8.9 Missing Data Imputation
Time-series data in industrial environments frequently has gaps — sensors go offline, network interruptions delay data delivery, or hardware faults cause temporary measurement loss. Missing data imputation fills these gaps with estimated values, ensuring that downstream analyses, averages, and KPI calculations are not skewed by missing readings.
Missing data imputation via TDgpt requires the TDgpt module to be installed alongside IDMP. It does not require an LLM connection.
IDMP provides AI-based imputation through TDgpt, which uses learned patterns from the signal's historical behavior to estimate what the values during a gap should have been.
How Imputation Works
TDgpt's imputation capability operates on a time window of historical data around a gap. It applies a trained model to predict the most likely values for the missing timestamps and writes those estimates back into the data. The imputed values are flagged as estimated, distinguishing them from actual sensor measurements.

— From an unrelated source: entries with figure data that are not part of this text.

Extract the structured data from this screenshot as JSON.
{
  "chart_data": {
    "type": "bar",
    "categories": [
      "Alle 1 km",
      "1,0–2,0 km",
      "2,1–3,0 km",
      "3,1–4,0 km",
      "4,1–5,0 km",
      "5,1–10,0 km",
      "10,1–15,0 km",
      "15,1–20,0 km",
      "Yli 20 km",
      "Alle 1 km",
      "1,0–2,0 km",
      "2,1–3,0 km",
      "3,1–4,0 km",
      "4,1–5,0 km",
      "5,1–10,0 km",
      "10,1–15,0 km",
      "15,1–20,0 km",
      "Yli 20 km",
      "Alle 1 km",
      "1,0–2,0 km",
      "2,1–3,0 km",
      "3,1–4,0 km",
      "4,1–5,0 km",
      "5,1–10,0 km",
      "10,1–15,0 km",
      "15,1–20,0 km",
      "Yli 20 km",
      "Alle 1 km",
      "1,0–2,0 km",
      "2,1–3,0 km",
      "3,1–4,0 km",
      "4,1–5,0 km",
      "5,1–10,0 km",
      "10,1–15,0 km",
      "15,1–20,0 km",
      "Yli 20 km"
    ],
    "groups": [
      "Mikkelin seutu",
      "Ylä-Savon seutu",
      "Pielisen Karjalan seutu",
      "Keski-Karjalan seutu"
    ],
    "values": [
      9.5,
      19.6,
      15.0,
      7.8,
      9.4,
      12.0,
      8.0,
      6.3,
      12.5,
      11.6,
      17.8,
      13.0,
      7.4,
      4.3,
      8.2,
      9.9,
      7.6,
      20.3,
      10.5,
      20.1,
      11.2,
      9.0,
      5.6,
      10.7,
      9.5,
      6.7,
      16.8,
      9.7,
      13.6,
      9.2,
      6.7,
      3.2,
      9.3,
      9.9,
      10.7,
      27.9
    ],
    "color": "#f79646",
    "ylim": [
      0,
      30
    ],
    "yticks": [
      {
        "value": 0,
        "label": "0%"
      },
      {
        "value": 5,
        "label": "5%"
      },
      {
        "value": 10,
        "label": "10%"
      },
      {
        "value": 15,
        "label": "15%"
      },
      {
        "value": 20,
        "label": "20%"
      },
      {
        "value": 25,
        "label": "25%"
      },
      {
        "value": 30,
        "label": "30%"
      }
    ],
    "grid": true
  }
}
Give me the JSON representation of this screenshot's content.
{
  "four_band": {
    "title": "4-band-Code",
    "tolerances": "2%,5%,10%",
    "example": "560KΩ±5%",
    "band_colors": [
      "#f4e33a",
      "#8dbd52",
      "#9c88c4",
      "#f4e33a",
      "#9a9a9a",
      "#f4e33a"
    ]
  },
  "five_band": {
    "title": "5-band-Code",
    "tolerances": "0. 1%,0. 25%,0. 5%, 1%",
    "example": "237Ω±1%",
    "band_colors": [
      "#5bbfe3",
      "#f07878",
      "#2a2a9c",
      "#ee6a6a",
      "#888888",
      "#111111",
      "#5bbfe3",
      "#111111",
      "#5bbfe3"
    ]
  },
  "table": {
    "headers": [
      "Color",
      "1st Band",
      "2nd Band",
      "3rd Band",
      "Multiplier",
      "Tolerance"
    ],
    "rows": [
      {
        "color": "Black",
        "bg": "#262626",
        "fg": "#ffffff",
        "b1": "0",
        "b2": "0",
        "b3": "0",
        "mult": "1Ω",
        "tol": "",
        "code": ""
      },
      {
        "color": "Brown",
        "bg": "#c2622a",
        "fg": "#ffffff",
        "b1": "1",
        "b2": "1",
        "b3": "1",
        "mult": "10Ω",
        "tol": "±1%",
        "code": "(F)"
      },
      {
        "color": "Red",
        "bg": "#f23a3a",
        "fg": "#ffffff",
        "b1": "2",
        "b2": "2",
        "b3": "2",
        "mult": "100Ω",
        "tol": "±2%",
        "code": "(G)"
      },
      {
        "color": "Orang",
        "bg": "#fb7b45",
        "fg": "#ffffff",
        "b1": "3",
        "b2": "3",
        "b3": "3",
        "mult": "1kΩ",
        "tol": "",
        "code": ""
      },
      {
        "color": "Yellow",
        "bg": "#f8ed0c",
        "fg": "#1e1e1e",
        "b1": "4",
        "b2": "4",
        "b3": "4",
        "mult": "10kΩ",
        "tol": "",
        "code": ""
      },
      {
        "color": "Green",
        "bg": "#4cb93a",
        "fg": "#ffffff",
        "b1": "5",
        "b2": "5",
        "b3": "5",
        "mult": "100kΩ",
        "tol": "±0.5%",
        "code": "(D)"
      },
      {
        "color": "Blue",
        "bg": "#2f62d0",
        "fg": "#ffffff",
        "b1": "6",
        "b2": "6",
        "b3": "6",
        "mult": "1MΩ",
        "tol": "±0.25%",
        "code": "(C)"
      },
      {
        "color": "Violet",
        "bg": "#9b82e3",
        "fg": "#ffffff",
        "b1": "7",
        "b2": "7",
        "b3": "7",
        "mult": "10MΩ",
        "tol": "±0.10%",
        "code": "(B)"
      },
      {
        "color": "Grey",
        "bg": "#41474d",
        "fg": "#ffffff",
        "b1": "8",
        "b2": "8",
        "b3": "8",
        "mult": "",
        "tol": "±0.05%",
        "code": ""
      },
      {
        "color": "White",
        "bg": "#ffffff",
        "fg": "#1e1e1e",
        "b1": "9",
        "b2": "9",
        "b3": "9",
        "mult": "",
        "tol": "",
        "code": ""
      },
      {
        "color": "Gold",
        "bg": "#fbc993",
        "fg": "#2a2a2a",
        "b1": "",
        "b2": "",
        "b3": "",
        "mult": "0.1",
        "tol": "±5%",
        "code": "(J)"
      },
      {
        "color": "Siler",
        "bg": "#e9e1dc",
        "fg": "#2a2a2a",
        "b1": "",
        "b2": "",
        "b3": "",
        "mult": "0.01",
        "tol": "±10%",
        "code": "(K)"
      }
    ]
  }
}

Imputation is complementary to TDengine's native interpolation functions (INTERP, FILL). Native interpolation uses simple strategies (linear, previous value, next value) and is suitable for short, predictable gaps. TDgpt imputation uses learned patterns and is better suited for longer gaps, irregular signals, or cases where simple interpolation would produce unrealistic values.
Configuring Imputation
Imputation is configured directly from a Trend Chart panel. Open a Trend Chart that displays the attribute with missing data, then use the imputation control icon on the right side of the chart to enable imputation and select the method.
Supported TDgpt Algorithms
| Algorithm | Characteristics |
|---|---|
| MEAN | Fills gaps with the local mean of surrounding values — fast and robust for stable signals |
| IEM | Iterative expectation-maximization — suitable for correlated multivariate signals |
| LSTM | PyTorch LSTM model — captures temporal dependencies for complex, non-stationary signals |
| TDtsfm | TDengine's time-series foundation model |
Viewing and Toggling Imputation in a Trend Chart
Imputed values appear in Trend Chart panels and attribute history views alongside measured data, visually distinguishable from actual sensor measurements.
In the Trend Chart panel, an imputation control icon on the right side of the chart lets you toggle imputation on or off directly from the chart view, without changing the attribute configuration. Use this to compare the raw data (with gaps) against the imputed view.